11th December 2017, 3 min read

No, a supercomputer won´t make your code run faster

I sometimes consult with bright colleagues from other departments who do advanced statistical models or simulations. They are from economics, psychology, and so forth. Quite often, their code is slow. As in “it takes weeks to run”. That’s not good.

Given the glacial pace of academic research, you might think that such long delays are nothing to worry about. However, my colleagues are often rightfully concerned. If it takes weeks for you to get the results back, you can only iterate over your ideas a few times a year. This limits drastically how deeply you can investigate issues.

These poor folks are often sent my way. In an ideal world, they would have a budget so that their code can be redesigned for speed… but most research is not well funded. They are often stuck with whatever they put together.

Too often they hope that I have a powerful machine that can run their code much faster. I do have a few fast machines, but it is often not as helpful as they expect.

Powerful computers tend to be really good at parallelism. Maybe counter-intuitively, these same computers can run non-parallel code slower than your ordinary PC. So dumping your code on a supercomputer can even make things slower!
In theory, you would think that software could be “automatically” parallelized so that it can run fast on supercomputers. Sadly, I cannot think of many examples where the software automatically tries to run using all available silicon on your CPU. Programmers still need to tell the code to run in parallel (though, often, it is quite simple). Some software libraries are clever and do this work for you… but if you wrote your code without care for performance, it is likely you did not select these clever libraries.- If you just grabbed code off the Internet, and you do not fully understand what is going on… or you don’t know anything about software performance… it is quite possible that a little bit of engineering can make the code run 10, 100 or 1000 times faster. So messing with a supercomputer could be entirely optional. It probably is.
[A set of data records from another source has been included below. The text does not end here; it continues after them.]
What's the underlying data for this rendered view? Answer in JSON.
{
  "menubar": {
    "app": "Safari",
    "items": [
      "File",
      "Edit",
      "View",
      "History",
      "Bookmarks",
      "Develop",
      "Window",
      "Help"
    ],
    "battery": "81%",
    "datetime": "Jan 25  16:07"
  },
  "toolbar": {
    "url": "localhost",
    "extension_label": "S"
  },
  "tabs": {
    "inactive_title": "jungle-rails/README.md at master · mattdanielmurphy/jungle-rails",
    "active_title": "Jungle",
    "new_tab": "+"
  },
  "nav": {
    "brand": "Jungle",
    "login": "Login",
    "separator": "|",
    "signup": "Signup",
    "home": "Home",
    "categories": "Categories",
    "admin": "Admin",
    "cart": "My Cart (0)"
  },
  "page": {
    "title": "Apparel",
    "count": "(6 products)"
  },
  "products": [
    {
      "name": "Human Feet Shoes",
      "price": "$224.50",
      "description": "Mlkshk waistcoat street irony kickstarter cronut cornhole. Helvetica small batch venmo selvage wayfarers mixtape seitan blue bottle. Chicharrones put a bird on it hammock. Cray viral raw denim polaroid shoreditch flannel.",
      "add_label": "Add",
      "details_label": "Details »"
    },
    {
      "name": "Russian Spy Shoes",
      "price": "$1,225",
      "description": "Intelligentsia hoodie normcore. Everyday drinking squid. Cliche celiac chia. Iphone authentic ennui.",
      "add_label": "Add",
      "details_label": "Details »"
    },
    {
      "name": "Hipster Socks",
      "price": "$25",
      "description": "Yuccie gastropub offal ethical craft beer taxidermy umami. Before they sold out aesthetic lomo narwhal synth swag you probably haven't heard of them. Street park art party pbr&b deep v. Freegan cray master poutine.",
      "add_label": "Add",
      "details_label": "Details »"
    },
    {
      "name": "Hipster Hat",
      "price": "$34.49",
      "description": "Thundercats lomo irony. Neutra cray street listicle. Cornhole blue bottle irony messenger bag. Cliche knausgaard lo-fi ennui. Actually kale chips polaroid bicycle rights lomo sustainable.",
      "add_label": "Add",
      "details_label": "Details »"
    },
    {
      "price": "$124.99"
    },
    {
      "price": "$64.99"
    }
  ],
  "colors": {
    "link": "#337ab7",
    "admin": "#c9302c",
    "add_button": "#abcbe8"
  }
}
More than a few times, by changing just a single dependency, or just a single function, I have been able to switch someone’s code from “too slow” to “really fast”.

How should you proceed?

I recommend making back-of-the-envelope computations. A processor can do billions of operations a second. How many operations are you doing, roughly? If you are doing a billion simple operations (like a billion multiplications) and it takes minutes, days or weeks, something is wrong and you can do much better.

If you genuinely require millions of billions of operations, then you might need a supercomputer.

Estimates are important. A student of mine once complained about running out of memory. I stupidly paid for much more RAM. Yet all I had to do to establish that the machine was not at fault was to compare the student code with a standard example found online. The example was much, much faster than the student’s code running on the same machine, and yet the example did much more work with not much more code. That was enough to establish the problem: I encouraged the student to look at the example code.

You often do not need fancy tools to make code run faster. Once you have determined that you could run your algorithm faster, you can often inspect the code and determine at a glance where most of the work is being done. Then you can search for alternatives libraries, or just think about different ways to do the work.

In one project, my colleague’s code was generating many random integers, and this was a bottleneck since random number generation is slow in Python by default, so I just proposed a faster random number generation written in C. (See my blog post Ranged random-number generation is slow in Python… for details.) Most times, I do not need to work so hard, I just need to propose trying a different software library.

If you do need help finding out the source of the problem, there are nifty tools like line-by-line profilers in Python. There are also profilers in R.

My main insight is that most people do not need supercomputers. Some estimates and common sense are often enough to get code running much faster.